I believe I understand the judge's hesitation as she is a strongly convinced Christian that to name a child "Messiah" would be trivial at best and somewhat blasphemous at worst. She stated that the only one worthy of the title Messiah would be Jesus. While I do not disagree with her on the remarkable uniqueness of the "Anointed One," she may not be aware that God calls Cyrus the Great His Messiah in Isaiah 45:1. (This statement is used only once in the O.T.)
When we begin to name our newborn children — and these are truly gifts from God — we spend a lot of serious time deciding what his or her name has to be. I say, "Has to be" because not only do we want the name to be unique and special but an announcement to the world about his or her future.
Some parents seem to take the process of naming their offspring as a game and a way to shock the public or get some notoriety rather than a serious endeavor.
I have read such names as Paavo, Toyota, Corrvossier, Zeppelin, Jaxx and Moxie Crime Fighter. I personally wished my folks had named me Spike, Rambo, Knuckles, Cool Breeze, Kirk, Mongo or perhaps Swede.
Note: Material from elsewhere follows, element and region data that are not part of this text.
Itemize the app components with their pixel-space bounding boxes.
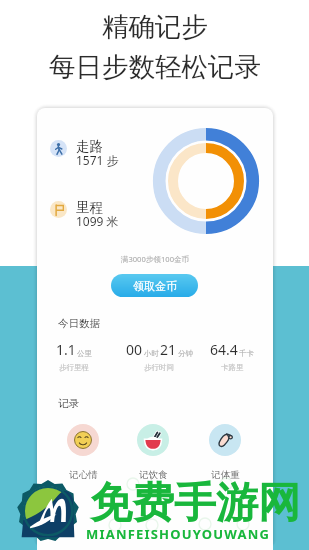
button[interactable]: Record weight (197, 424, 253, 481)
staticText: 1099 米 (76, 213, 119, 229)
staticText: 小时 (144, 349, 159, 358)
button[interactable]: Record diet (125, 424, 181, 481)
staticText: 走路 (76, 138, 103, 155)
staticText: 千卡 (239, 349, 254, 358)
staticText: 00 (126, 340, 143, 359)
staticText: 64.4 (210, 340, 238, 359)
staticText: 领取金币 (133, 279, 177, 293)
staticText: 精确记步 (102, 10, 208, 43)
staticText: 记心情 (69, 469, 98, 481)
staticText: 里程 (76, 199, 103, 216)
staticText: 免费手游网 (90, 477, 300, 530)
staticText: 记录 (58, 397, 79, 410)
staticText: 分钟 (178, 349, 193, 358)
staticText: 卡路里 (221, 363, 244, 372)
staticText: 1571 步 (76, 152, 119, 168)
staticText: 满3000步领100金币 (37, 254, 273, 264)
button[interactable]: 领取金币 (111, 274, 198, 297)
button[interactable]: Record mood (55, 424, 111, 481)
staticText: MIANFEISHOUYOUWANG (86, 525, 271, 543)
staticText: 每日步数轻松记录 (49, 50, 261, 83)
other: Logo (17, 480, 79, 542)
staticText: 步行里程 (59, 363, 89, 372)
staticText: 记饮食 (139, 469, 168, 481)
staticText: 公里 (77, 349, 92, 358)
other: Record mood (74, 431, 92, 449)
staticText: 记体重 (211, 469, 240, 481)
staticText: 21 (160, 340, 177, 359)
other: Record diet (143, 430, 163, 450)
staticText: 步行时间 (144, 363, 174, 372)
staticText: 1.1 (56, 340, 76, 359)
other: Record weight (215, 430, 235, 450)
staticText: 今日数据 (58, 317, 100, 330)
I really liked my name, John, until I found out that folks used the name John as a euphemism for an outhouse. Why didn't people name those privies after the inventor? Well, they did, but his name has fallen by the wayside, so to speak.
If history is correct, most children were known by the family name. Few, if any, children would simply reply that his or her name was Fred or Shirley. They would say, "I am the son of, or the daughter of," and then would give the surname and perhaps add an occupation like, "I am Byron, son of Brown, the mason."
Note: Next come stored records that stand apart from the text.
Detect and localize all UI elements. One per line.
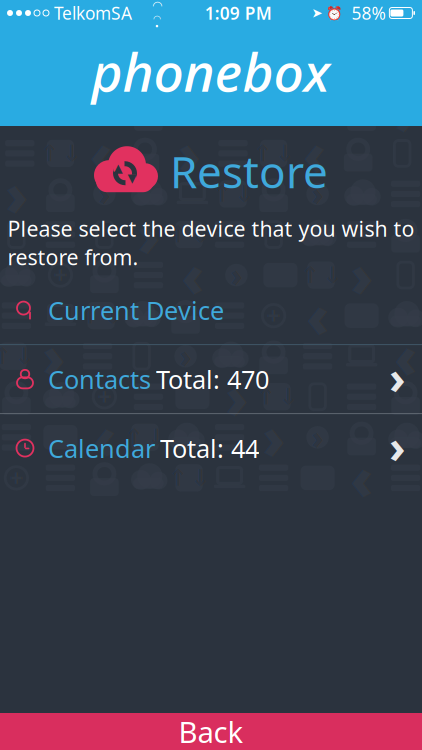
staticText: ⏰ <box>326 5 343 21</box>
staticText: + <box>54 98 67 128</box>
staticText: ↓ <box>275 140 294 166</box>
staticText: Total: 470 <box>156 362 269 396</box>
button[interactable]: Back <box>0 713 422 750</box>
button[interactable]: Current Device <box>0 276 422 344</box>
staticText: ↑ <box>168 222 187 247</box>
staticText: ↓ <box>235 181 254 207</box>
staticText: ‹ <box>303 116 325 191</box>
staticText: ↓ <box>62 140 81 166</box>
staticText: ↑ <box>253 140 272 166</box>
staticText: ‹ <box>93 400 115 474</box>
staticText: TelkomSA <box>54 2 132 24</box>
staticText: + <box>267 301 280 331</box>
staticText: › <box>263 400 285 474</box>
staticText: Total: 44 <box>160 431 259 465</box>
staticText: ↑ <box>0 343 11 369</box>
staticText: › <box>43 319 65 393</box>
staticText: ↑ <box>40 140 59 166</box>
staticText: ▼ <box>128 171 136 185</box>
staticText: ▲ <box>114 161 122 175</box>
staticText: ↑ <box>80 303 99 328</box>
button[interactable]: Contacts <box>0 345 422 413</box>
staticText: Please select the device that you wish t… <box>8 214 414 271</box>
staticText: Restore <box>170 142 328 200</box>
staticText: ↓ <box>323 262 342 288</box>
staticText: › <box>312 174 324 214</box>
staticText: ➤ <box>311 5 322 20</box>
staticText: + <box>54 260 67 290</box>
staticText: ↑ <box>300 262 319 288</box>
staticText: ‹ <box>222 35 244 110</box>
staticText: › <box>389 346 406 407</box>
staticText: ‹ <box>395 319 417 393</box>
staticText: Calendar <box>48 431 155 465</box>
staticText: ‹ <box>351 441 373 515</box>
staticText: ‹ <box>181 238 203 312</box>
staticText: 58% <box>351 2 385 24</box>
staticText: ↑ <box>124 424 143 450</box>
staticText: › <box>180 337 192 376</box>
button[interactable]: Calendar <box>0 414 422 482</box>
staticText: Contacts <box>48 362 151 396</box>
staticText: phonebox <box>92 36 330 106</box>
staticText: › <box>225 360 247 434</box>
staticText: ↑ <box>168 465 187 491</box>
staticText: › <box>389 416 406 476</box>
staticText: › <box>183 53 195 92</box>
staticText: › <box>312 418 324 457</box>
staticText: ↓ <box>147 424 166 450</box>
staticText: 1:09 PM <box>205 2 272 24</box>
staticText: › <box>230 256 242 295</box>
staticText: ↓ <box>15 343 34 369</box>
staticText: Current Device <box>48 293 224 327</box>
staticText: ↓ <box>191 465 210 491</box>
staticText: + <box>98 382 111 412</box>
staticText: › <box>395 76 417 150</box>
staticText: + <box>267 98 280 128</box>
staticText: › <box>98 174 110 214</box>
staticText: ↑ <box>256 384 275 410</box>
staticText: + <box>10 463 23 493</box>
staticText: ‹ <box>307 278 329 353</box>
staticText: ↓ <box>191 222 210 247</box>
staticText: ◠ <box>152 0 162 12</box>
staticText: ◠ <box>153 13 161 24</box>
staticText: ↓ <box>103 303 122 328</box>
staticText: › <box>5 157 27 231</box>
staticText: Back <box>178 712 244 750</box>
staticText: › <box>351 238 373 312</box>
staticText: ‹ <box>90 116 112 191</box>
staticText: ↓ <box>279 384 298 410</box>
staticText: ↑ <box>212 181 231 207</box>
staticText: › <box>178 116 200 191</box>
staticText: › <box>137 197 159 272</box>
When identified in this way, the individual was actually letting everyone know that he or she represented the honor and reputation of the family. Children would hold that honor with the deepest respect and act accordingly. A name was more than just a word. It was an announcement of integrity and responsibility and very few would dishonor that privilege.
I still remember the time in North Carolina when I worked for my grandfather and he sent me to the hardware store for some supplies. I had picked up several pounds of various nails he needed for a job and had been told to have the cost put on his account.
The owner asked, "Who's getting this?"
I said, "I'm getting these nails for my grandfather, Bryant Brown."
He smiled and said, "It's done. You tell Dad Brown that I said he's always welcome at my store."
He didn't just give those nails to me. He gave them to Dad Brown and Dad Brown always paid his bills on time. I'll never forget that moment and the trust between those two men.
Remember when Moses asked God, "Who shall I say sent me? What's the name of the God who speaks to me?"
To know the name of a god was to have power over that god. "What's His name?"
God's answer was to the point. "Tell them that 'I Am' sent you!"
"I Am" is an etymology or history of the usage of God's name YHWH, which is not to be translated lightly. It's almost like God said, "Tell these Yahoos that, 'The One who causes everything to be,' sent you. My name is not magic and no one controls Me. You need to know nothing more!"
Yes, Jesus has been called, "The Lamb of God," "The Messiah," "Teacher," "Rabbi," "Wonderful," "Counselor," "King of Kings," "Lord of Lords" and "The Carpenter's Son," and "Son of David." Above all names, He is called by the disciples, "Truly, You are the Son of God!"
Simon Peter said, "You are God's Anointed One, the Son of the living God!"
I believe it is the parent's responsibility to name their children wisely. Every child carries his or her name with pride forever. I can't wait until the moment when God says to me, "John, enter the joy which has been prepared for you!"